Today, hundreds of news organizations will do what we are doing: raise their concerns that Trump’s bluster is a threat to a free press, is a threat to all politics and quadrants of life, to the cornerstones of civil society, and not least of which to the physical well-being of the practitioners.

In such hostile and condoning circumstance, it is risking lives. You, as our readers, have a choice.

You can determine that what we do will ride out the anti-intellectual appeasement to the ill-informed for a stretch of time that will ultimately pass in the night and be riddled with ridicule in retrospect. You can take lightly the tweets, the podium fulmination, the daring of the crowds to jeer and vilify those there to chronicle the spectacle of the speeches, and the outrage of the rhetoric.

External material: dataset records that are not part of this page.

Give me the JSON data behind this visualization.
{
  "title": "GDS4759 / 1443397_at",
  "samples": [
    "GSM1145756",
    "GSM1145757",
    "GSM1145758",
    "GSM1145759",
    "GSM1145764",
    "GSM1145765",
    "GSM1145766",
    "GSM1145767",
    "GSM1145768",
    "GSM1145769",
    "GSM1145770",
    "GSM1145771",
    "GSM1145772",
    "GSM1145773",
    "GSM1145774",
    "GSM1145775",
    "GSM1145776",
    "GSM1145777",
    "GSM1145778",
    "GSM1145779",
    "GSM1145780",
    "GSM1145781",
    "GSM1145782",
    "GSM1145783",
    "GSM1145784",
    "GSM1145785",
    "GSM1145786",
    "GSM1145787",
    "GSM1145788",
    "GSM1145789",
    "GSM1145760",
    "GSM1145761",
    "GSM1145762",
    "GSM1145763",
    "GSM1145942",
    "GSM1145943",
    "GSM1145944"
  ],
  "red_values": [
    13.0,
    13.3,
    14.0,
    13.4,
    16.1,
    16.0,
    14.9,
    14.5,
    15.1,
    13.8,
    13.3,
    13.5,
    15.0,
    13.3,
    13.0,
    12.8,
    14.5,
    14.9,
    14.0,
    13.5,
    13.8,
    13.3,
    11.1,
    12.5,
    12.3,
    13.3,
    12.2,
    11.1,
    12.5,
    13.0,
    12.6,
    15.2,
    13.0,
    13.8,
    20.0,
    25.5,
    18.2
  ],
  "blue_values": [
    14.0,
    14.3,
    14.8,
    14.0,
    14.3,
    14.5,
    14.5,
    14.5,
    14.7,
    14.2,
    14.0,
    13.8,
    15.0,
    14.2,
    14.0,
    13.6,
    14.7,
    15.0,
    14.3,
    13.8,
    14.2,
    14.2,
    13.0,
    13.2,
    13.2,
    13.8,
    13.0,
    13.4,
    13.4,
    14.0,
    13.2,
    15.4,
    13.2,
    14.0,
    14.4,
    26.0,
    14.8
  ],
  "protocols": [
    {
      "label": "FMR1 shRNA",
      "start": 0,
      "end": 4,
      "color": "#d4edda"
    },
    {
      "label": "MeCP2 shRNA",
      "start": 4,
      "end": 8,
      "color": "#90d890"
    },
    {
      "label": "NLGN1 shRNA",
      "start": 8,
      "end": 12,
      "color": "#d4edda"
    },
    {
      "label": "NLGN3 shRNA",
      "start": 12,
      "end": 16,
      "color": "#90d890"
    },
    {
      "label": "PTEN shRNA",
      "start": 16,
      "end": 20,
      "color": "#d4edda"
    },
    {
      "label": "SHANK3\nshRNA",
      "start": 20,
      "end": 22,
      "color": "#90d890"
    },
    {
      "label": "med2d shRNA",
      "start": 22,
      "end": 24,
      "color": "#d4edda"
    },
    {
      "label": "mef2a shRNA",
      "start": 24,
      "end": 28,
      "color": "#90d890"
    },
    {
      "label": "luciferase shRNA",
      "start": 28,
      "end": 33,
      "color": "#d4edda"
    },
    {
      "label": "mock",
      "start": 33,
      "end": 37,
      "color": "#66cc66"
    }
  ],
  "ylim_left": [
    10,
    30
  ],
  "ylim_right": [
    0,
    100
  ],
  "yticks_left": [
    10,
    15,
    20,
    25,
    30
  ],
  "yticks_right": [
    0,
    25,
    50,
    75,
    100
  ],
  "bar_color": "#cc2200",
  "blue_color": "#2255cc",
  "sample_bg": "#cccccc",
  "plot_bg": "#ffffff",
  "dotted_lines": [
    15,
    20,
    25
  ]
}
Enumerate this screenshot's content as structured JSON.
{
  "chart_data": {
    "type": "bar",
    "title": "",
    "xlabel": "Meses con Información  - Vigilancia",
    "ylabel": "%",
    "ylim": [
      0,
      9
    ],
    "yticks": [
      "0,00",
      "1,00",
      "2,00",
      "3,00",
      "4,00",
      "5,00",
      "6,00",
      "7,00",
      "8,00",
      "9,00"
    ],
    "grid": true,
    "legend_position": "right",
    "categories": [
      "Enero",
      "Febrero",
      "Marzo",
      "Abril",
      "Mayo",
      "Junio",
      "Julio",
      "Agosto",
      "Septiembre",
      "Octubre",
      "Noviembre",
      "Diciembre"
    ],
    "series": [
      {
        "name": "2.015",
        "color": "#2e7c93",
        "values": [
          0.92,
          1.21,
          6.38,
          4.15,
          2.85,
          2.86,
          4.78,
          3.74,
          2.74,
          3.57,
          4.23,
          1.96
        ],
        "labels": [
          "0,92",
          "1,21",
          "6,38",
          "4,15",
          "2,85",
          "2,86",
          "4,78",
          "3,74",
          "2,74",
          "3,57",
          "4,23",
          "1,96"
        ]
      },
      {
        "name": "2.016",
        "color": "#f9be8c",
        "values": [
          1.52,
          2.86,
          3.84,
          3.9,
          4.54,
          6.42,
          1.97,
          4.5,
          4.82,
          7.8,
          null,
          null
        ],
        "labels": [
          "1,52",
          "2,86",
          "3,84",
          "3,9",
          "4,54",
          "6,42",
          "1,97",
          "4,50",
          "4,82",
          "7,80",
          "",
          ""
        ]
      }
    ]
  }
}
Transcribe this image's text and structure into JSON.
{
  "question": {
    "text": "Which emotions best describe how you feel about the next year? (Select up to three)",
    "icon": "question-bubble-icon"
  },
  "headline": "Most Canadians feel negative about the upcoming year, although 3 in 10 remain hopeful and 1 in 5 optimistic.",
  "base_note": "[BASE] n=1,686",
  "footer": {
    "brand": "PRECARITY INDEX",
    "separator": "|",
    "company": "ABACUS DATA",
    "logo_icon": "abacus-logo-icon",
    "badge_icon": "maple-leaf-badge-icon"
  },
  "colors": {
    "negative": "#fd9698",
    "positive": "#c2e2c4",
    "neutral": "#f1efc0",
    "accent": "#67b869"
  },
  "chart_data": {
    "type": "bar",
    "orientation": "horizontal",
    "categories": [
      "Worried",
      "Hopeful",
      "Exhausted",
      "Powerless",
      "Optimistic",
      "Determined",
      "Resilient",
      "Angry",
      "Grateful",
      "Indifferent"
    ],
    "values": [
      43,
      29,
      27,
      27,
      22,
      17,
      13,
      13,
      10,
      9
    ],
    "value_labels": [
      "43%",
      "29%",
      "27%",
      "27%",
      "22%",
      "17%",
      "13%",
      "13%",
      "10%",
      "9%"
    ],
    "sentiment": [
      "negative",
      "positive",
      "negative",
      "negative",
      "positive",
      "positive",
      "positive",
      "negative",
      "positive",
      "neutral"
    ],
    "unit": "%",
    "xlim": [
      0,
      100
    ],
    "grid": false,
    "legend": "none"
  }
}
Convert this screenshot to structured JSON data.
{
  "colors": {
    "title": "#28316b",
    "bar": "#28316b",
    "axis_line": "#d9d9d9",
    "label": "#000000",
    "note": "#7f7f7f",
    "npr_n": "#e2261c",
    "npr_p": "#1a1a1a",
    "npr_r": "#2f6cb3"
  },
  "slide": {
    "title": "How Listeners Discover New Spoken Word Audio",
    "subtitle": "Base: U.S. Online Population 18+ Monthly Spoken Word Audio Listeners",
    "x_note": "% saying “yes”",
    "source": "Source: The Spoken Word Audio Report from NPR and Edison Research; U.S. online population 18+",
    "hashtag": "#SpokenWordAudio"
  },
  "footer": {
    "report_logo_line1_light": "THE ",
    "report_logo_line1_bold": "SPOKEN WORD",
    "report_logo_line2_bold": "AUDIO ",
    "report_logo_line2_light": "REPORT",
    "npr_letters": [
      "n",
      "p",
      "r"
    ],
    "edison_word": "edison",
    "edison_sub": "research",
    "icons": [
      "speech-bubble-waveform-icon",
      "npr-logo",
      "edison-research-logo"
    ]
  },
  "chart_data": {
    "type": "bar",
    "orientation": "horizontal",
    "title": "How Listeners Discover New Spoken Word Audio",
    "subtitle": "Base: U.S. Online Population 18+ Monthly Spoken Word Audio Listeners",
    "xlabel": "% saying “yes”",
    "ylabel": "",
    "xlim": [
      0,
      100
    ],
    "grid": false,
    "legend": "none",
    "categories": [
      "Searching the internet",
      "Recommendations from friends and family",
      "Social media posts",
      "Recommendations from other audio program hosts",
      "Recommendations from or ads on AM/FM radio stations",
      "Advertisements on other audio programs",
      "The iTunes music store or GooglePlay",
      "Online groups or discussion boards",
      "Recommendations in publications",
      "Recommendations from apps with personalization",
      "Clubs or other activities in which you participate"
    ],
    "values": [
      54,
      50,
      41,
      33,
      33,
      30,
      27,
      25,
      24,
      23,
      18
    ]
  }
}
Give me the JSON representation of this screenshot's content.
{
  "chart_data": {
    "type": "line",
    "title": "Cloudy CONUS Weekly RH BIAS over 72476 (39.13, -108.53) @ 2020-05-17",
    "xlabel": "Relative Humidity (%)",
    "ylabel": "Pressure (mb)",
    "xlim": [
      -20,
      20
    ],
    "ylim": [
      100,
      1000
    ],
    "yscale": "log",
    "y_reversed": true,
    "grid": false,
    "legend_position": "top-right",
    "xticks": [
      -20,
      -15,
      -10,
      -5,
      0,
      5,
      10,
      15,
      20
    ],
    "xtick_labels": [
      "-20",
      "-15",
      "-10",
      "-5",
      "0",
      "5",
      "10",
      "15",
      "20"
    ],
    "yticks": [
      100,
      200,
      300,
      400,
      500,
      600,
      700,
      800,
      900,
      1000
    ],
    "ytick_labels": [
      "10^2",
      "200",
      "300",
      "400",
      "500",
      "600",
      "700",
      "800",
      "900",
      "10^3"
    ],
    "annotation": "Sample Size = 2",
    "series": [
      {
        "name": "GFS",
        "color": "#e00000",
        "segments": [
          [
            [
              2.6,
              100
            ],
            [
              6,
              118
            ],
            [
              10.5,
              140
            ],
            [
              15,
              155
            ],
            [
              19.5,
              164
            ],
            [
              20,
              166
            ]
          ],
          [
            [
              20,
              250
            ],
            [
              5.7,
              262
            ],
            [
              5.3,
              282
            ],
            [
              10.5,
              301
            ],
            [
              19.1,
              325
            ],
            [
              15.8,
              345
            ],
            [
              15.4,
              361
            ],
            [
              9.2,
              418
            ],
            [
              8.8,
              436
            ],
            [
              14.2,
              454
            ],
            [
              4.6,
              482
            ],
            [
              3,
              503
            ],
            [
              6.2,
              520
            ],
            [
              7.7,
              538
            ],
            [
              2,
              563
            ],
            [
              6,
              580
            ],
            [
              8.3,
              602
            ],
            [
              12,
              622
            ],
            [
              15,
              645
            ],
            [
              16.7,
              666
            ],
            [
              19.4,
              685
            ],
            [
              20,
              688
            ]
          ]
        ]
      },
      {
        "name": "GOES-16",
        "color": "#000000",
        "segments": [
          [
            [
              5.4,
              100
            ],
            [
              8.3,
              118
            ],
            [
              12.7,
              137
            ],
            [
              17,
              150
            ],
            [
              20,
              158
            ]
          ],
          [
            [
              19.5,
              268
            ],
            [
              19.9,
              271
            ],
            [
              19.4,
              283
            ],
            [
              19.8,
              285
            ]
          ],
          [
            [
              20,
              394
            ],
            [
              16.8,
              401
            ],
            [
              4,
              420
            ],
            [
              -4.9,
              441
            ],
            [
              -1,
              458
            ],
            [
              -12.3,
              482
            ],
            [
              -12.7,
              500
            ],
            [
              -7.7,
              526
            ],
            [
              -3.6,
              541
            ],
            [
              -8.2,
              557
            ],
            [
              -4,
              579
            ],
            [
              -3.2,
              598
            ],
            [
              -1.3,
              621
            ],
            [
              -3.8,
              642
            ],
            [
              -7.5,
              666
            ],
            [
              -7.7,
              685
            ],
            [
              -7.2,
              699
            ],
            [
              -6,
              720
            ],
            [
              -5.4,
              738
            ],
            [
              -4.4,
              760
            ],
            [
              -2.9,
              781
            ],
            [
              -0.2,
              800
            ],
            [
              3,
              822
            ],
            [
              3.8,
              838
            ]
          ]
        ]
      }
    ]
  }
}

Or you can defend us, as part of defending yourselves, from an onslaught of unprecedented disinformation, guileless lies and coarse divisiveness that will splay the delicate fabric of society that politics ought to strengthen.

It is not in media’s hands. It is in yours.

What I hope is that responsible journalism will find a more valuable, appreciated place in your midst, that you will recognize that what we attempt to provide is of value that you do not wish to suffer or lose. What I also hope is that bringing wider attention to this matter will help those among us who have served in good faith.

Today, well-meaning people have to stand united to end the violent, rights-restricting episodes out of conscience for the wider goals of discourse and accountability. 

There is little other choice.

Press freedom is your freedom, too.

Kirk LaPointe is editor-in-chief of Business in Vancouver Media Group and vice-president, editorial, of Glacier Media, the Burnaby NOW’s parent company.